Si l’enfant ne peut faire l’expérience d’une dépendance vivante et fiable à un autre être humain, s’il ne peut manifester ses premières frustrations à l’autre qui résiste et n’abolit pas son amour pour lui, s’il ne peut rencontrer l’autre dans ses bons et mauvais côtés et développer ses investissements affectifs dans l’intégration de cette dualité qui nous fonde, alors cet enfant-là pourra, entre autres, se retirer du monde relationnel qui l’entoure, s’adapter en surface sur un fond émotionnel incandescent, se déprimer et appauvrir son développement psychique, développer des affections somatiques, créer une néo-réalité plus supportable, mais incompatible avec autrui.
Premières relations
C’est donc dans les premières relations que se construisent les fondements de l’organisation psychique, celle-ci étant par la suite remaniée par les exigences biologiques, relationnelles, affectives et cognitives de la vie. Il me semble impératif de déplacer la question des "enfants et adolescents incasables" vers celle du diagnostic précoce, de la prévention et des prises en charge psychothérapeutiques spécifiques dès la toute petite enfance. C’est dans ces interventions des tout débuts de la vie psychique que les professionnels peuvent avoir une action efficace dans "la maison de l’âme" de l’enfant et de sa famille. J’insiste sur la spécificité de ce diagnostic précoce : trop souvent les petits signes symptomatiques sont banalisés alors que c’est dans le détail de l’observation du nourrisson et du petit enfant que s’entend l’appel d’un dysfonctionnement, d’une souffrance, d’une carence psychique.
Un pédiatre-pédopsychiatre américain, T. B. Brazelton, s’est consacré à l’analyse des signaux que produisent les bébés dans les deux premiers mois de leur vie. J’ai intégré son approche dans ma pratique pédopsychiatrique consacrée aux relations précoces parent-bébé.
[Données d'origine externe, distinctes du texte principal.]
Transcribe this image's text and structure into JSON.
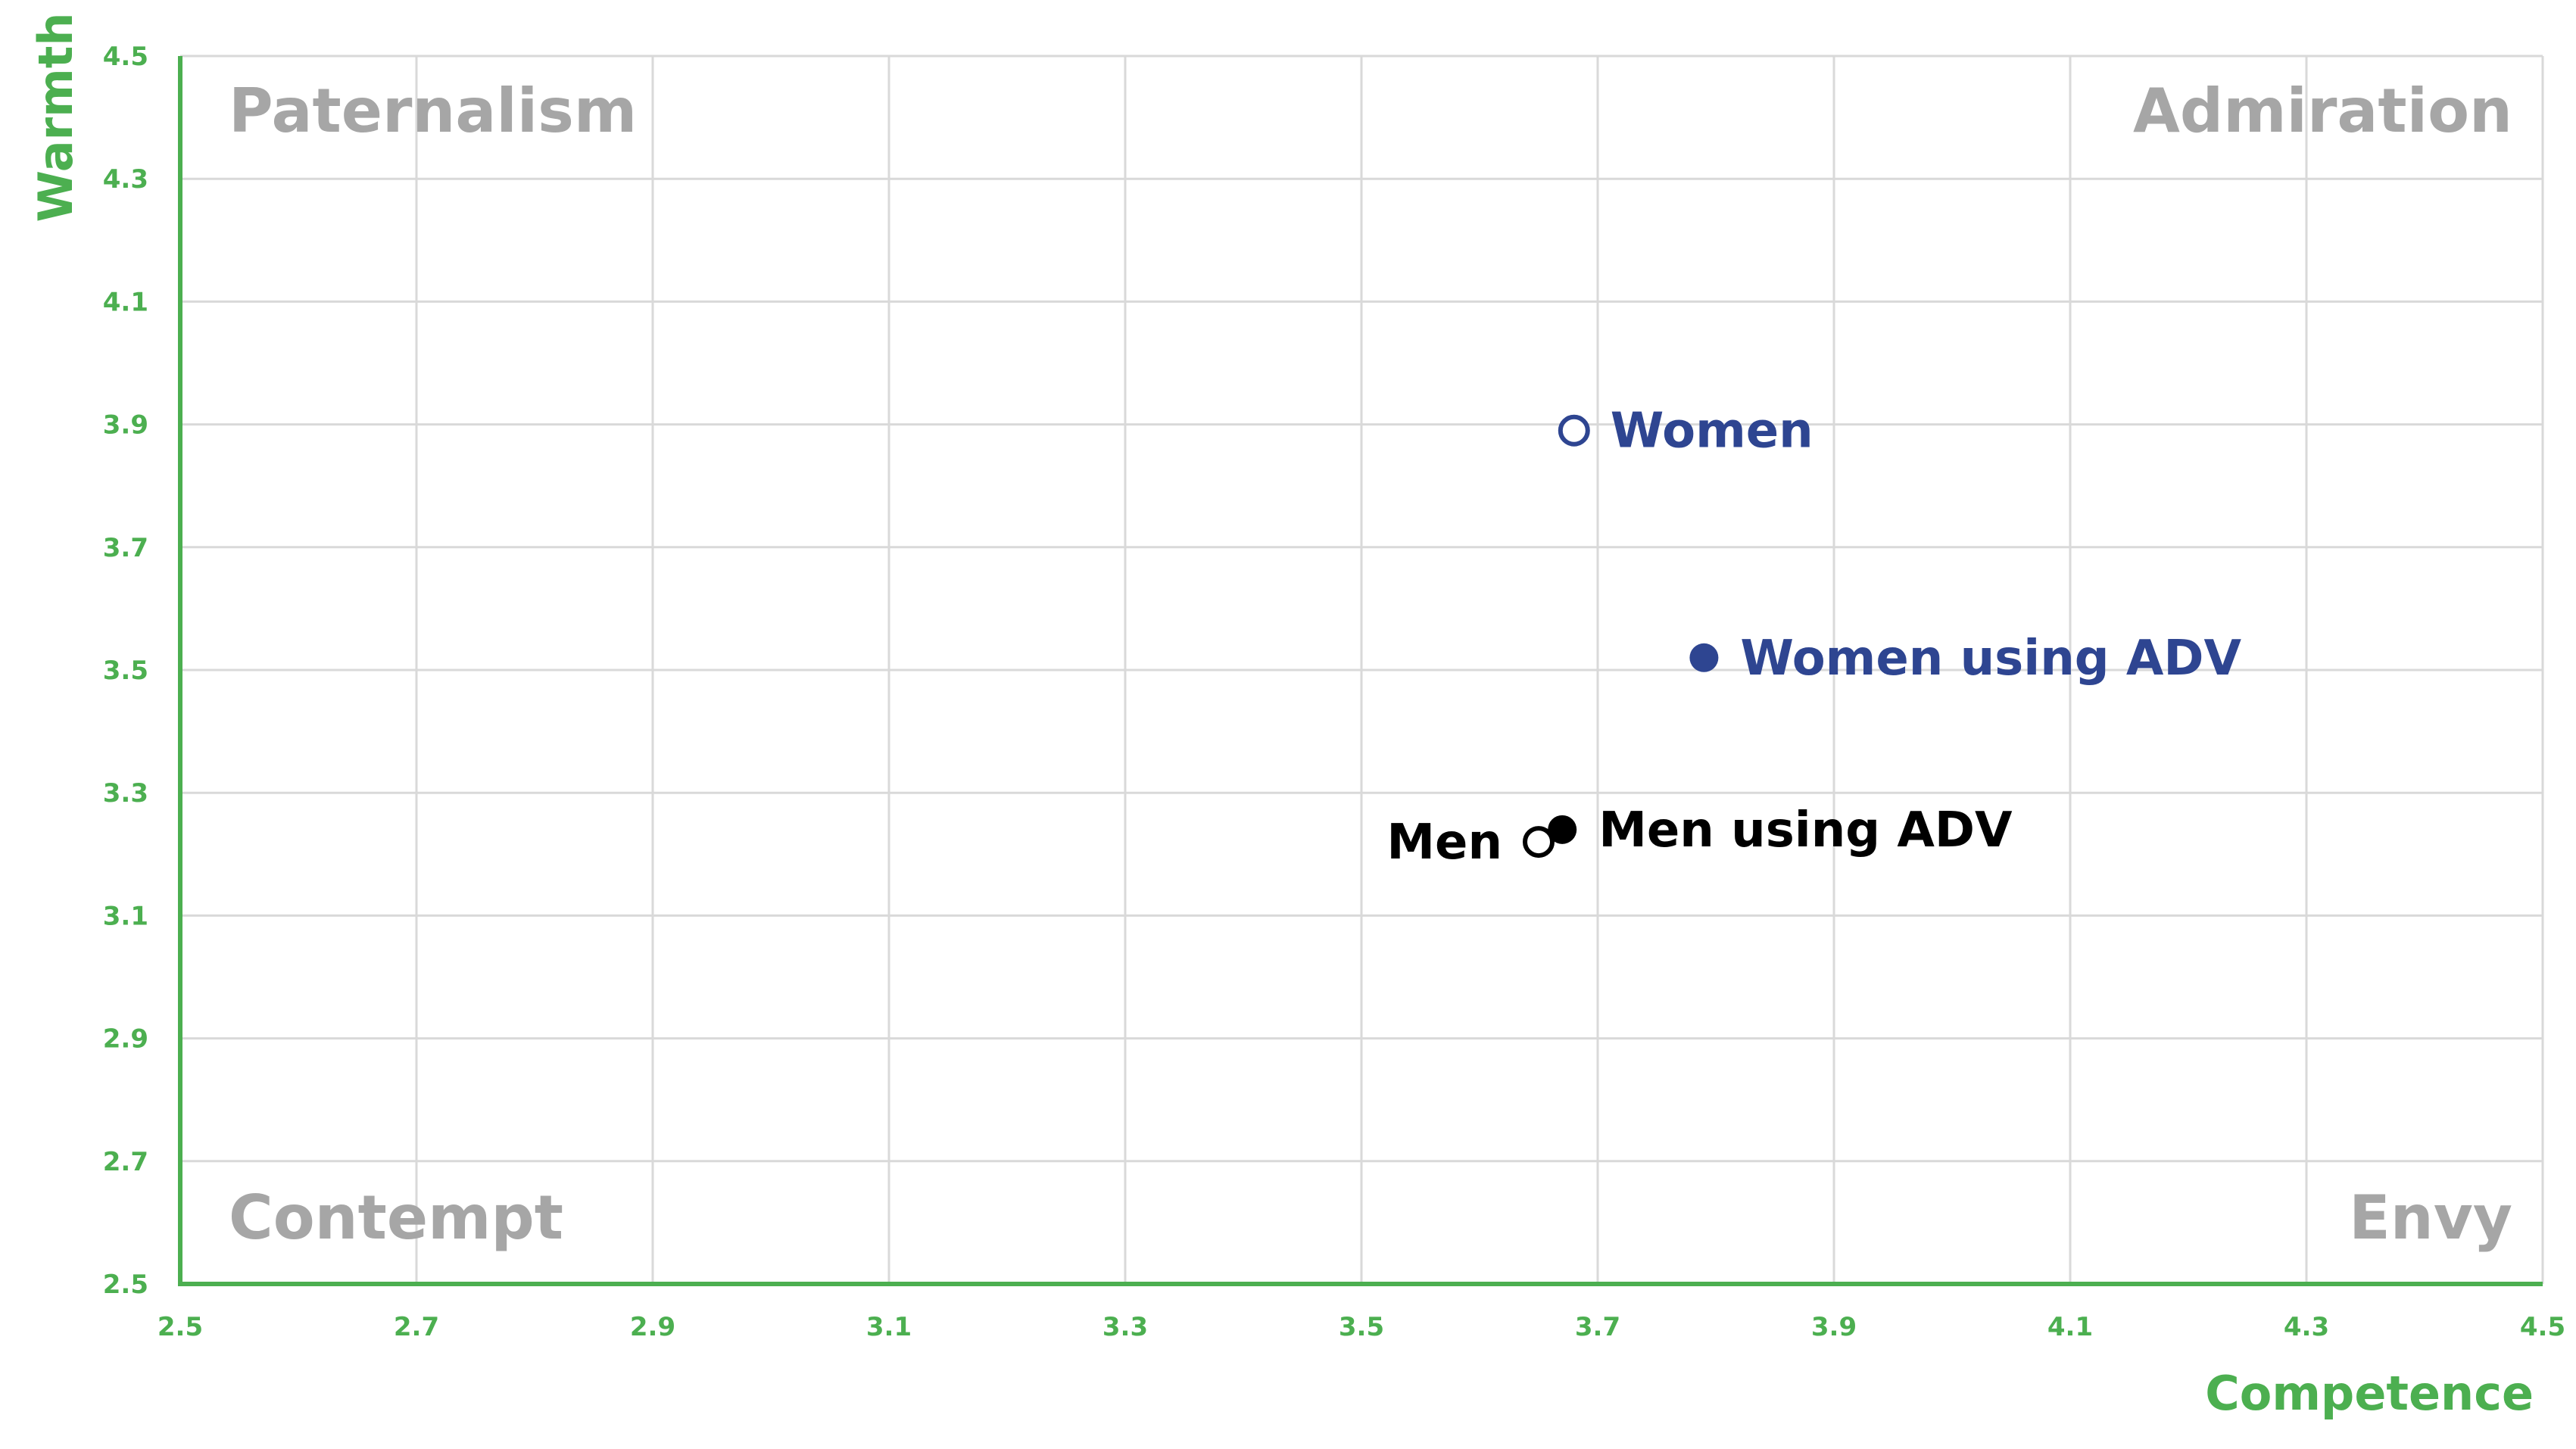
{
  "chart_data": {
    "type": "scatter",
    "title": "",
    "xlabel": "Competence",
    "ylabel": "Warmth",
    "xlim": [
      2.5,
      4.5
    ],
    "ylim": [
      2.5,
      4.5
    ],
    "xticks": [
      "2.5",
      "2.7",
      "2.9",
      "3.1",
      "3.3",
      "3.5",
      "3.7",
      "3.9",
      "4.1",
      "4.3",
      "4.5"
    ],
    "yticks": [
      "2.5",
      "2.7",
      "2.9",
      "3.1",
      "3.3",
      "3.5",
      "3.7",
      "3.9",
      "4.1",
      "4.3",
      "4.5"
    ],
    "grid": true,
    "legend": "none",
    "quadrant_labels": {
      "top_left": "Paternalism",
      "top_right": "Admiration",
      "bottom_left": "Contempt",
      "bottom_right": "Envy"
    },
    "points": [
      {
        "label": "Women",
        "x": 3.68,
        "y": 3.89,
        "marker": "open",
        "color": "#2e4591",
        "label_side": "right"
      },
      {
        "label": "Women using ADV",
        "x": 3.79,
        "y": 3.52,
        "marker": "filled",
        "color": "#2e4591",
        "label_side": "right"
      },
      {
        "label": "Men",
        "x": 3.65,
        "y": 3.22,
        "marker": "open",
        "color": "#000000",
        "label_side": "left"
      },
      {
        "label": "Men using ADV",
        "x": 3.67,
        "y": 3.24,
        "marker": "filled",
        "color": "#000000",
        "label_side": "right"
      }
    ]
  },
  "colors": {
    "axis": "#4caf50",
    "grid": "#d9d9d9",
    "quadrant_text": "#a6a6a6",
    "women": "#2e4591",
    "men": "#000000"
  }
}
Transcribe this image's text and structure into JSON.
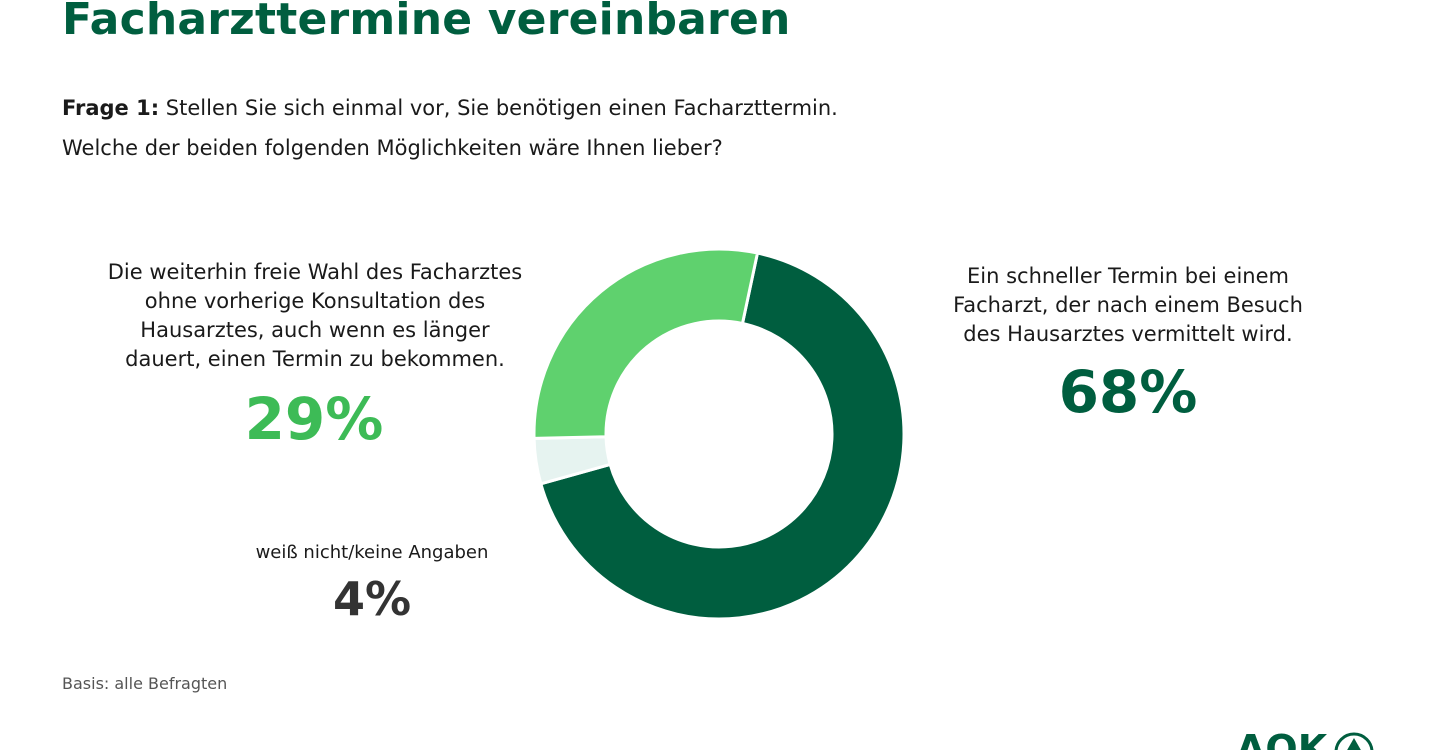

Dès la vie intra-utérine, le fœtus réagit à son environnement en fonction de son propre équipement biogénétique, et dès la rencontre avec le monde extérieur, le nourrisson est impliqué dans les échanges et scénarios parentaux conscients, et aussi inconscients. Les manifestations du tout petit nous renseignent sur ce qui se joue au sein des relations avec ses parents.
Suivis précoces
Prenons l’exemple de l’évitement du regard d’un bébé né prématurément. L’observation fine révélera, par exemple, que ce signe apparaît dans l’interaction avec sa mère, au regard inquisiteur et angoissé quant à l’évolution de son enfant, et non avec l’examinateur. Faire le lien du symptôme alarmant du bébé avec l’angoisse parentale permet d’accueillir celle-ci, et de déployer les divers fantasmes (déception, dévalorisation, culpabilité, rejet… ) qui la nourrissent. Les suivis psychothérapeutiques précoces permettent de délester le nourrisson des affects parentaux projetés en lui. Ils œuvrent à la restauration d’une relation parents-bébé dans laquelle les bons et mauvais aspects peuvent s’élaborer et fournir un socle aux futures expériences exigeantes et frustrantes de la vie. C’est cette "maison-là" qu’il y a lieu d’offrir au nourrisson et à ses parents, notamment dans des situations précaires sur le plan psycho-affectif, lorsque des signes de souffrance du bébé ont pu être non seulement observés, mais sérieusement pris en compte.